Yes, it was true that Hillgarth had spurred me on to do it, placing me teetering at the very edge of a chasm. Just as it was true that Marcus had saved my life by getting me off a moving train, and that without his timely help I wouldn’t have lived to tell the tale. Yes, all that was true. But it was also true that I’d made my own contribution, with my courage and my determination, to bring the mission I’d been assigned to a successful conclusion. All my fears, all the sleepless nights and the leaps without a safety net had been worth something after all: not only to get hold of information that would come in handy for the dirty art of war, but also, and especially, to show myself and those around me what I was capable of.
And then, as I became aware of my possible scope, I knew the time had come for me to stop going blindly down the paths that other people had set for me. It had been Hillgarth’s idea to send me to Lisbon, Manuel Da Silva had decided to get rid of me, Marcus Logan had chosen to come to my rescue. I’d passed between them from hand to hand, like a puppet: for good or ill, for the glory of heaven or the fires of
hell, they had all made decisions for me, manipulated me like someone moving a pawn on a chessboard. No one had been open with me, no one had been honest with me about his intentions: it was time now to demand some enlightenment. Time for me to take up the reins of my own existence, to choose my own path, to decide how and with whom I was to follow it. I’d stumble along the way, make missteps, encounter broken glass, accidents, and pools of dark mud. I wasn’t facing an easy future, I was quite sure about that. But the time had come to stop moving forward without any awareness of the terrain I was on and the risks I’d be taking when I got up each morning. In short, it was time to be the mistress of my own life.

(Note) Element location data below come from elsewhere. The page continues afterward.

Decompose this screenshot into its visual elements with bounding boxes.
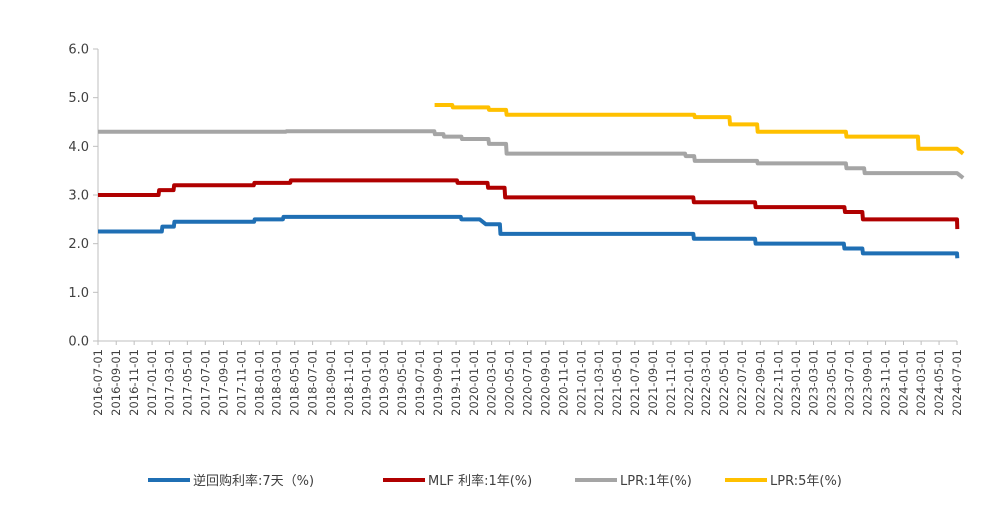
x-tick-label: 2022-11-01: [771, 349, 785, 416]
x-tick-label: 2019-03-01: [377, 349, 391, 416]
legend-label-4: LPR:5年(%): [770, 474, 842, 489]
x-tick-label: 2023-05-01: [824, 349, 838, 416]
x-tick-label: 2022-07-01: [735, 349, 749, 416]
legend: 逆回购利率:7天（%) MLF 利率:1年(%) LPR:1年(%) LPR:5年(%…: [148, 473, 842, 489]
x-tick-label: 2023-11-01: [879, 349, 893, 416]
x-tick-label: 2024-01-01: [896, 349, 910, 416]
y-tick-label: 5.0: [68, 91, 89, 106]
x-tick-label: 2022-05-01: [717, 349, 731, 416]
x-tick-label: 2023-07-01: [842, 349, 856, 416]
x-tick-label: 2016-07-01: [91, 349, 105, 416]
legend-label-3: LPR:1年(%): [620, 474, 692, 489]
x-tick-label: 2023-03-01: [807, 349, 821, 416]
x-tick-label: 2024-03-01: [914, 349, 928, 416]
axes: [97, 49, 957, 342]
legend-label-1: 逆回购利率:7天（%): [193, 473, 314, 489]
x-tick-label: 2024-07-01: [950, 349, 964, 416]
x-tick-label: 2022-03-01: [699, 349, 713, 416]
x-tick-label: 2020-11-01: [557, 349, 571, 416]
x-tick-label: 2021-11-01: [664, 349, 678, 416]
legend-label-2: MLF 利率:1年(%): [428, 473, 532, 489]
x-tick-label: 2021-03-01: [592, 349, 606, 416]
x-tick-label: 2017-07-01: [198, 349, 212, 416]
x-tick-label: 2020-07-01: [521, 349, 535, 416]
x-tick-label: 2017-05-01: [180, 349, 194, 416]
series-line-1: [98, 214, 960, 259]
x-tick-label: 2019-05-01: [395, 349, 409, 416]
x-tick-label: 2020-01-01: [467, 349, 481, 416]
x-tick-label: 2018-07-01: [306, 349, 320, 416]
series-line-2: [98, 178, 960, 230]
x-tick-label: 2019-01-01: [360, 349, 374, 416]
x-tick-label: 2023-01-01: [789, 349, 803, 416]
x-tick-label: 2021-09-01: [646, 349, 660, 416]
x-tick-label: 2019-09-01: [431, 349, 445, 416]
x-tick-label: 2023-09-01: [861, 349, 875, 416]
x-tick-label: 2021-01-01: [575, 349, 589, 416]
x-tick-label: 2020-05-01: [503, 349, 517, 416]
x-tick-label: 2018-09-01: [324, 349, 338, 416]
x-tick-label: 2020-03-01: [485, 349, 499, 416]
y-axis-ticks: 0.0 1.0 2.0 3.0 4.0 5.0 6.0: [68, 43, 98, 350]
y-tick-label: 6.0: [68, 43, 89, 58]
y-tick-label: 2.0: [68, 237, 89, 252]
x-tick-label: 2017-09-01: [217, 349, 231, 416]
x-tick-label: 2018-05-01: [288, 349, 302, 416]
y-tick-label: 4.0: [68, 140, 89, 155]
x-tick-label: 2022-09-01: [753, 349, 767, 416]
x-tick-label: 2019-07-01: [413, 349, 427, 416]
y-tick-label: 0.0: [68, 335, 89, 350]
series-line-3: [98, 129, 965, 180]
x-tick-label: 2024-05-01: [932, 349, 946, 416]
x-tick-label: 2017-11-01: [234, 349, 248, 416]
series-lines: [98, 102, 965, 259]
x-tick-label: 2021-07-01: [628, 349, 642, 416]
x-tick-label: 2018-03-01: [270, 349, 284, 416]
x-tick-label: 2018-11-01: [342, 349, 356, 416]
x-tick-label: 2017-01-01: [145, 349, 159, 416]
x-tick-label: 2017-03-01: [162, 349, 176, 416]
x-tick-label: 2021-05-01: [610, 349, 624, 416]
x-tick-label: 2018-01-01: [252, 349, 266, 416]
x-tick-label: 2019-11-01: [449, 349, 463, 416]
x-tick-label: 2022-01-01: [682, 349, 696, 416]
x-axis-ticks: 2016-07-01 2016-09-01 2016-11-01 2017-01-01…: [91, 341, 964, 416]
x-tick-label: 2020-09-01: [539, 349, 553, 416]
series-line-4: [434, 102, 965, 156]
y-tick-label: 1.0: [68, 286, 89, 301]
y-tick-label: 3.0: [68, 189, 89, 204]
x-tick-label: 2016-11-01: [127, 349, 141, 416]
x-tick-label: 2016-09-01: [109, 349, 123, 416]
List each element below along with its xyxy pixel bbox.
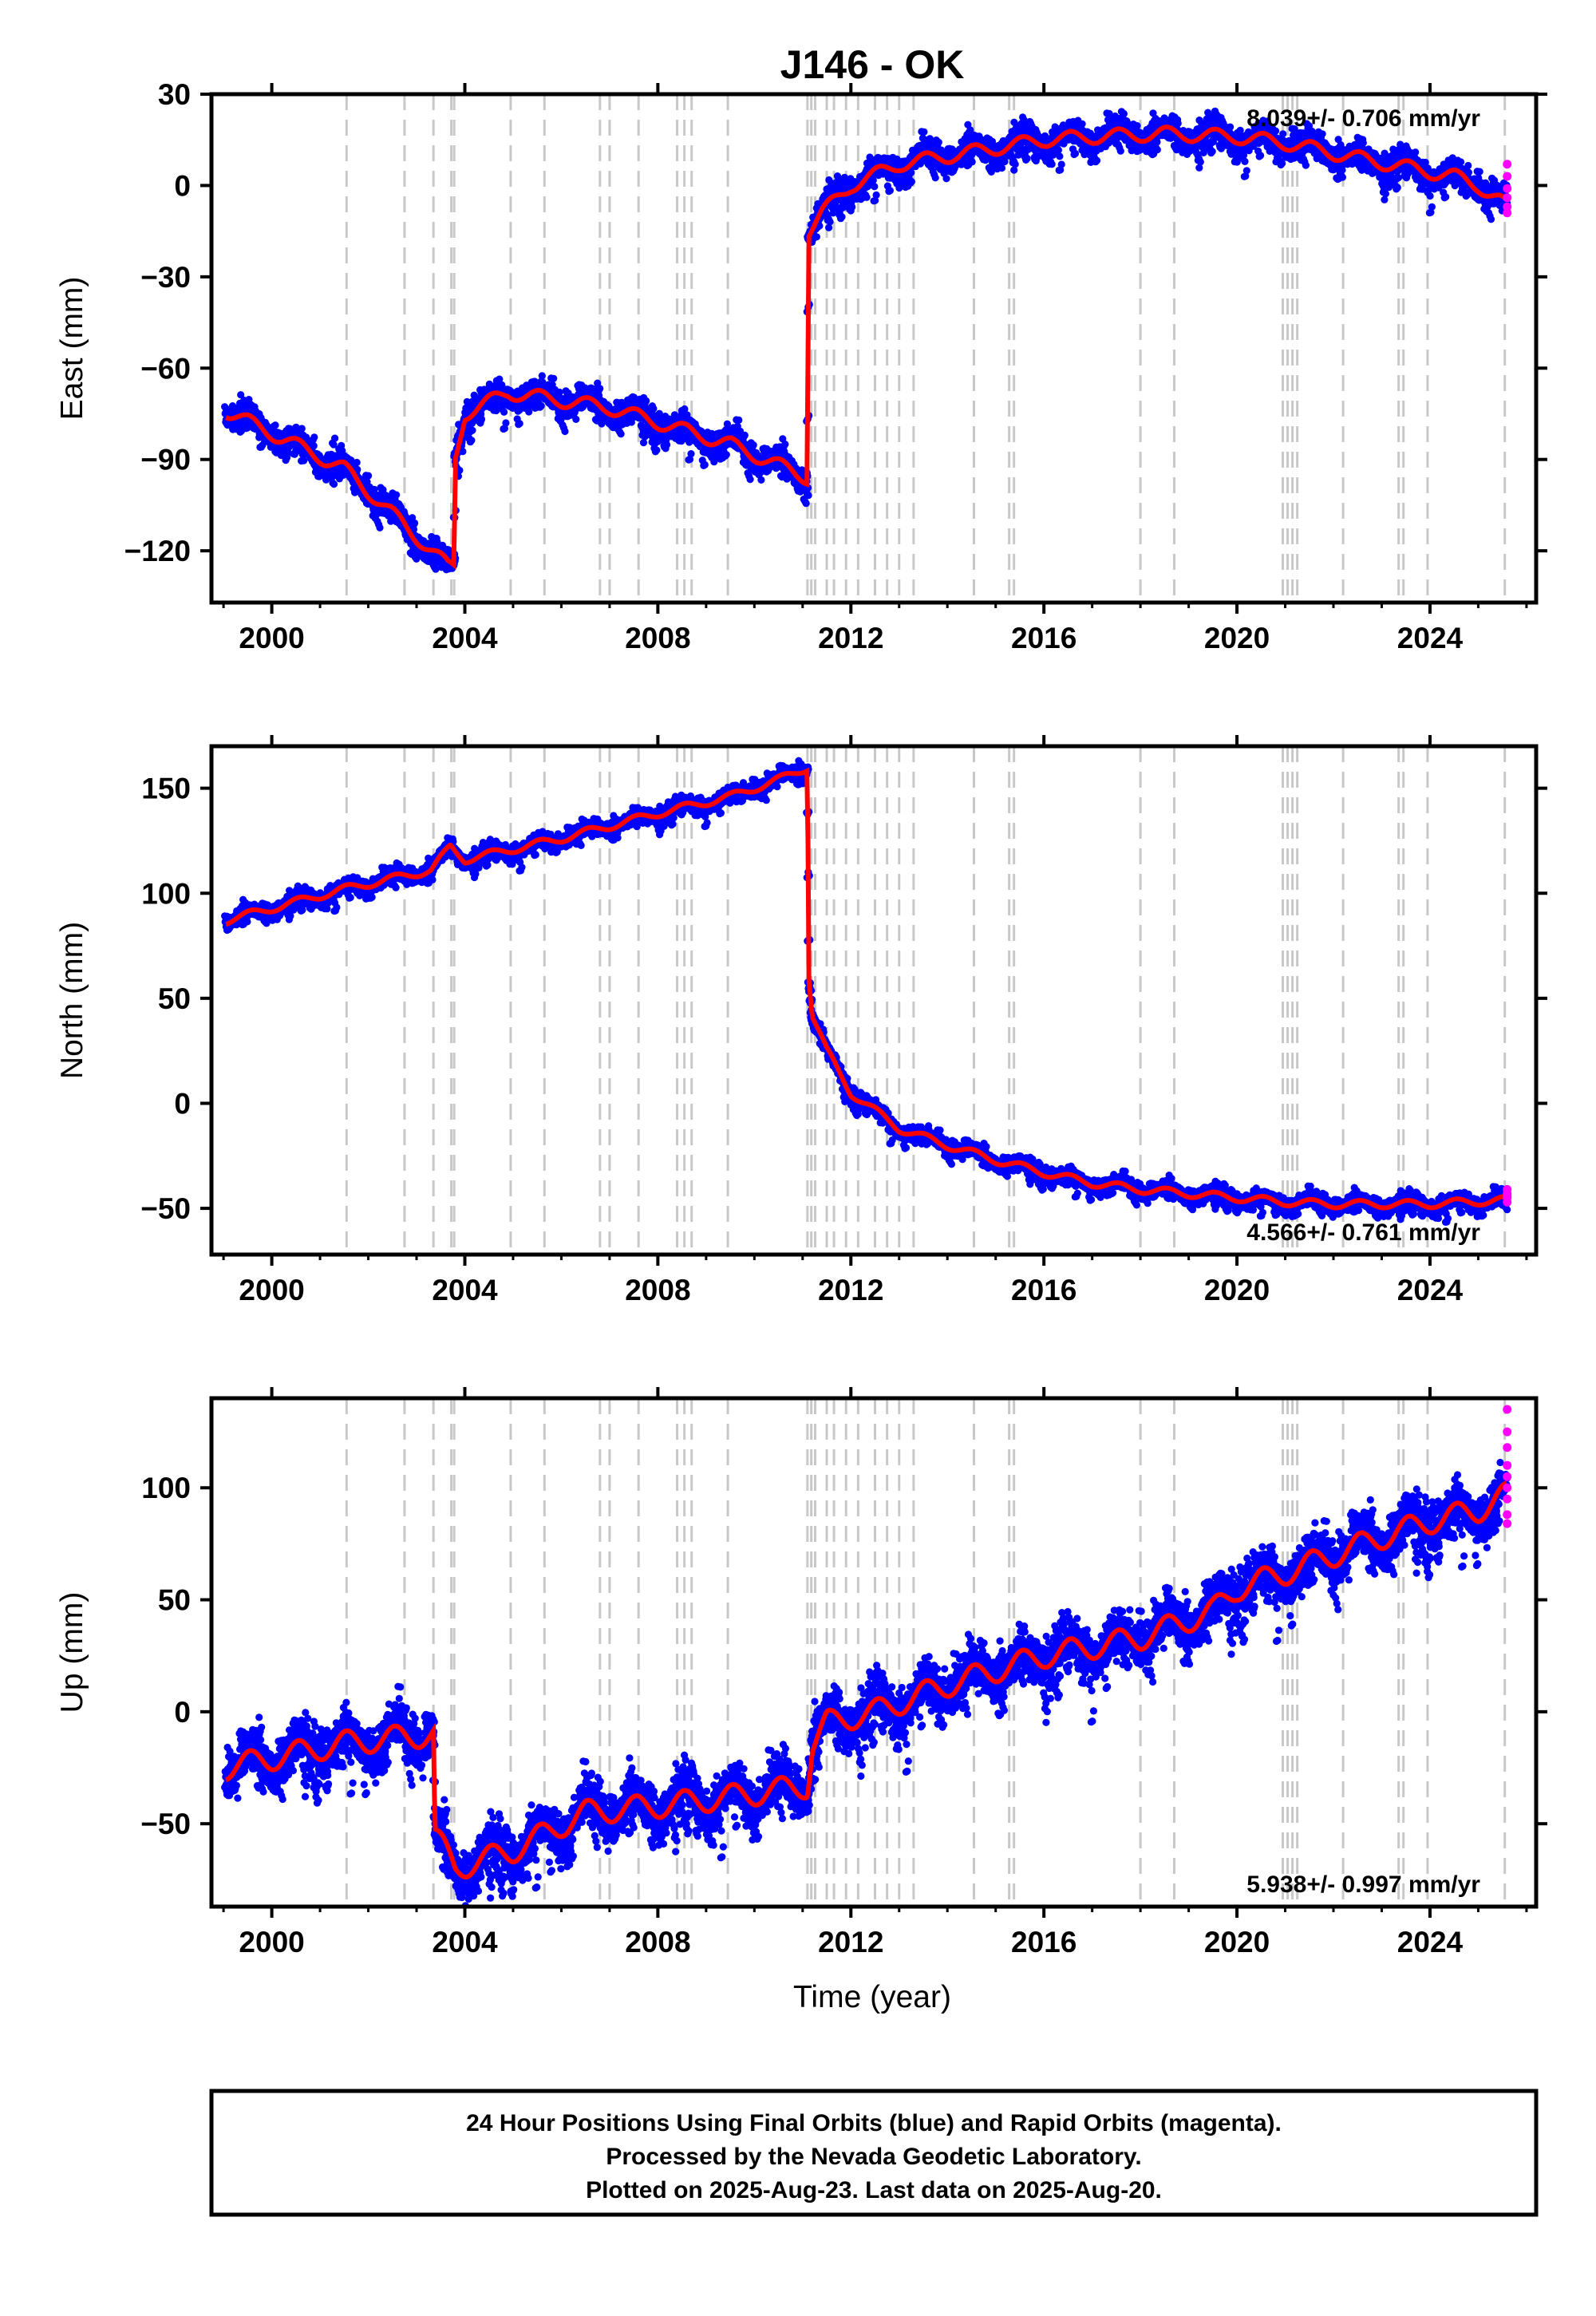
data-point xyxy=(331,434,339,442)
data-point xyxy=(354,465,361,474)
data-point xyxy=(757,476,765,484)
data-point xyxy=(525,408,533,416)
panel-1: 2000 2004 2008 2012 2016 2020 2024300−30−60−90… xyxy=(55,78,1547,654)
data-point xyxy=(942,175,950,183)
data-point xyxy=(749,441,757,449)
data-point xyxy=(516,420,523,428)
data-point xyxy=(298,425,306,433)
data-point xyxy=(271,421,279,429)
data-point xyxy=(251,403,259,411)
data-point xyxy=(353,458,361,467)
data-point xyxy=(872,191,880,199)
data-point xyxy=(468,437,476,445)
data-point xyxy=(330,480,338,488)
data-point xyxy=(804,492,812,500)
data-point xyxy=(802,500,810,508)
data-point xyxy=(746,476,754,484)
data-point xyxy=(869,176,877,184)
data-point xyxy=(411,519,419,528)
data-point xyxy=(550,374,558,382)
data-point xyxy=(968,158,976,166)
data-point xyxy=(617,430,625,438)
data-point xyxy=(781,441,789,449)
data-point xyxy=(376,524,384,532)
data-point xyxy=(812,233,820,241)
data-point xyxy=(477,410,485,418)
data-point xyxy=(502,419,510,427)
data-point xyxy=(740,433,748,441)
data-point xyxy=(393,491,401,499)
data-point xyxy=(365,472,373,480)
data-point xyxy=(931,174,939,182)
data-point xyxy=(934,138,942,146)
data-point xyxy=(537,402,545,410)
data-point xyxy=(838,213,846,221)
data-point xyxy=(642,397,650,405)
data-point xyxy=(701,460,709,469)
data-point xyxy=(496,375,504,383)
data-point xyxy=(653,446,661,454)
data-point xyxy=(863,193,871,201)
data-point xyxy=(555,389,563,397)
data-point xyxy=(871,183,879,191)
data-point xyxy=(561,427,569,436)
data-point xyxy=(572,415,580,424)
data-point xyxy=(907,178,915,186)
data-point xyxy=(538,372,546,380)
data-point xyxy=(920,128,928,136)
data-point xyxy=(330,441,338,449)
data-point xyxy=(300,456,308,464)
data-point xyxy=(432,565,440,573)
data-point xyxy=(237,391,245,399)
data-point xyxy=(687,450,695,458)
data-point xyxy=(735,416,743,425)
data-point xyxy=(500,425,509,433)
data-point xyxy=(907,168,915,176)
data-point xyxy=(596,385,604,393)
data-point xyxy=(310,433,318,441)
data-point xyxy=(722,451,730,459)
data-point xyxy=(826,218,834,226)
data-point xyxy=(500,408,508,416)
data-point xyxy=(650,405,658,413)
data-point xyxy=(468,426,476,434)
data-point xyxy=(886,187,894,195)
chart-title: J146 - OK xyxy=(780,42,965,87)
data-point xyxy=(459,448,467,456)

Those three men, Marcus Logan, Manuel Da Silva, and Alan Hillgarth, each of them in his own way—and probably without any of them being aware of it—had helped me to grow in just a few short days. Or perhaps I’d been growing slowly for a long time and it wasn’t until now that I’d become aware of my new stature. I probably wouldn’t see Da Silva again; as for Hillgarth and Marcus, however, I was sure I’d be staying close to them for quite some time. One of them in particular I was eager to keep exactly as close as he’d been in the early hours of that morning: a closeness of affections and bodies—the recollection still made me shiver. But first of all I had to mark out the limits of the new terrain. Clearly. Visibly. Like someone drawing a line on the ground with a piece of chalk.